“Chimp” is a product of the 2014 spring semester I spent studying literary theory for my MFA in fiction at the University of Nevada, Las Vegas — a semester spent investigating language’s arbitrariness, its disconnection from the thing it wants to discuss, the unessential notion of language and meaning being irrevocably alienated from one another. During this semester of studying language’s relational matter of meaning-making, I became obsessed with watching a show on Netflix called Fatal Attractions, which documents nonfictional accounts of people who were mauled, sometimes fatally, by their exotic pets. Alongside a discussion of the fallacy of logocentrism, some type of innate and symbiotic relationship of meaning-making between word and idea, I watched humans eaten by their multiple pet Komodo dragons, attacked by their backyard panthers, and yes, turned on by their beloved chimps.
Thinking about language as a sign somehow always already detached from its signifier, I began to turn that analytic sense towards popular constructions of the animal and animality, how fundamental and invisible the need for ideas of the animal is to ideas of the human, how relational and arbitrary distinctions between the two seem. Humans are humans because they are not animals. Animals are as much because of the inverse, because they lack “humanity.”

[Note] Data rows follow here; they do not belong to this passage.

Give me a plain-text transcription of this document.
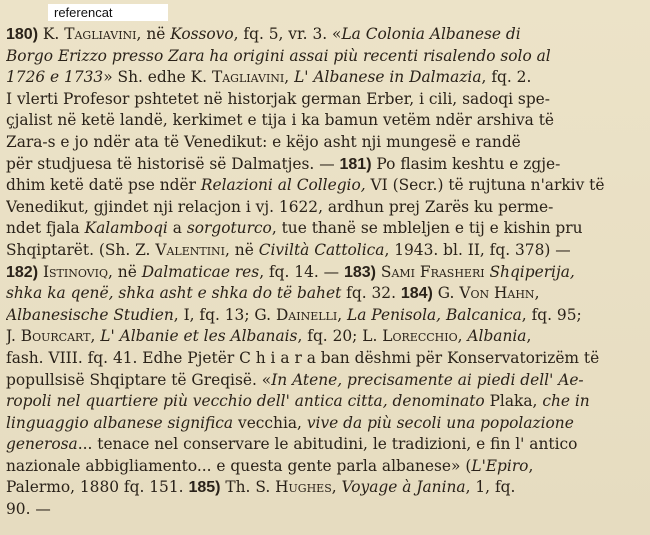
referencat
180) K. Tagliavini, në Kossovo, fq. 5, vr. 3. «La Colonia Albanese di
Borgo Erizzo presso Zara ha origini assai più recenti risalendo solo al
1726 e 1733» Sh. edhe K. Tagliavini, L' Albanese in Dalmazia, fq. 2.
I vlerti Profesor pshtetet në historjak german Erber, i cili, sadoqi spe-
çjalist në ketë landë, kerkimet e tija i ka bamun vetëm ndër arshiva të
Zara-s e jo ndër ata të Venedikut: e këjo asht nji mungesë e randë
për studjuesa të historisë së Dalmatjes. — 181) Po flasim keshtu e zgje-
dhim ketë datë pse ndër Relazioni al Collegio, VI (Secr.) të rujtuna n'arkiv të
Venedikut, gjindet nji relacjon i vj. 1622, ardhun prej Zarës ku perme-
ndet fjala Kalamboqi a sorgoturco, tue thanë se mbleljen e tij e kishin pru
Shqiptarët. (Sh. Z. Valentini, në Civiltà Cattolica, 1943. bl. II, fq. 378) —
182) Istinoviq, në Dalmaticae res, fq. 14. — 183) Sami Frasheri Shqiperija,
shka ka qenë, shka asht e shka do të bahet fq. 32. 184) G. Von Hahn,
Albanesische Studien, I, fq. 13; G. Dainelli, La Penisola, Balcanica, fq. 95;
J. Bourcart, L' Albanie et les Albanais, fq. 20; L. Lorecchio, Albania,
fash. VIII. fq. 41. Edhe Pjetër C h i a r a ban dëshmi për Konservatorizëm të
popullsisë Shqiptare të Greqisë. «In Atene, precisamente ai piedi dell' Ae-
ropoli nel quartiere più vecchio dell' antica citta, denominato Plaka, che in
linguaggio albanese significa vecchia, vive da più secoli una popolazione
generosa... tenace nel conservare le abitudini, le tradizioni, e fin l' antico
nazionale abbigliamento... e questa gente parla albanese» (L'Epiro,
Palermo, 1880 fq. 151. 185) Th. S. Hughes, Voyage à Janina, 1, fq.
90. —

As a gal who has always been fascinated by the grotesque, the Gothic, and the places where those points intersect, I became transfixed when I first watched the episode of Fatal Attractions focused on chimpanzee owners and their subsequent maulings. I watched it three times in one weekend. I was most compelled by the 2009 story of Sandra Herold and her chimpanzee, Travis, who mauled her friend, Charla Nash, after fourteen years spent as a member of Sandra’s Connecticut family. I began thinking about the possibilities resident in a fictionalized Travis, an animal that could question and interrogate his own animality, not only question and interrogate but resist the ways in which animality constructs humanity. Furthermore, I wanted to place this fictionalized Travis very firmly within the realm of the abject, attempting to both disgust and implicate reader. I aim to mobilize Travis’ fictionalized gaze, to cause it to move off the page and meet the eyes of the reader.